In the early part of his reply, Xavier explained that the water supply issues in Johor, are caused by lack of raw water owing to the long dry spell and the high demand for raw water at Johor Baru and Kota Tinggi due to rapid developments.
He said the reserve margin rate for raw water in Johor, stands at a mere four per cent, which is much lower than between 10 and 15 per cent limit set by SPAN.
“Besides that, the demand for treated water supply in the Johor Baru district, is also predicted to increase by 3.5 per cent annually, that’s equivalent to 35 million litres a day.
“Come 2020, the demand for water in Johor Baru is expected to increase to 1,135 million litres per day, and the reserve margin for treated water is expected to hit zero, zilch, in the third quarter of 2020,” Dr Xavier said, adding that mitigation efforts to address the issue of treated water supply is gravely needed.
Dr Xavier was responding to a question from Segamat MP Datuk Seri Dr R. Santhara who asked him to state the current situation of water supply in Johor especially in southern Johor such as Johor Bahru and Kota Tinggi, including the issue of the sale of raw water to Singapore and the measures taken by the Ministry to ensure the sustainability of the long-term water supply.

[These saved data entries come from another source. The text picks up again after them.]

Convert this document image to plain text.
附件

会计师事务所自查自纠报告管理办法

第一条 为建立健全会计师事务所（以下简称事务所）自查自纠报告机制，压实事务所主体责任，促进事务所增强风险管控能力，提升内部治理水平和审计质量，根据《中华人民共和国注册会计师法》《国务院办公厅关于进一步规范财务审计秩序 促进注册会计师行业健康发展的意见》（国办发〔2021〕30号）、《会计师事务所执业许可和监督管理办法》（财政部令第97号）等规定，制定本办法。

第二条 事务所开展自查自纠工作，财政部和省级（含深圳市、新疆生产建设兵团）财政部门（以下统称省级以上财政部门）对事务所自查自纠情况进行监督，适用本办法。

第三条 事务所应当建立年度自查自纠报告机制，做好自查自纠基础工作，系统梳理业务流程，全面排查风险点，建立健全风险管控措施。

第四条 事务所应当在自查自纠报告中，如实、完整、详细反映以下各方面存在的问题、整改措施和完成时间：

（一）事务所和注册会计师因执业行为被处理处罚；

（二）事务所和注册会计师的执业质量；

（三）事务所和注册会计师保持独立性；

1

In February, Prime Minister Tun Dr Mahathir Mohamad urged the Johor government and those in the state, to speak up against what he felt was a lopsided and “morally wrong” water agreement with Singapore.
At the opening of a discussion session between Johor government officers and members of the federal government, the Langkawi MP who is a staunch critic of the 1962 Water Agreement, termed Singapore as a “rich country” profiting off a poor country, that is Malaysia.
He claimed that Singapore has also been making a cool profit by pricing its desalinated water highly, but still only pay Malaysia three cents.
He said that Singapore only managed to reach its current stature owing to Johor’s water supply.
The issues surrounding the agreement between the two countries was thrust back into the limelight last year, after Dr Mahathir remarked that the price of raw water sold to Singapore did not make sense, announcing his plan to re-negotiate agreement’s terms.
The agreement ends in 2061, and allows Singapore to draw up to 250 million gallons a day (mgd) of raw water from Sungai Johor, at only RM0.03 per 1,000 gallons.
Johor then buys treated water from the island republic at RM0.50 per 1,000 gallons.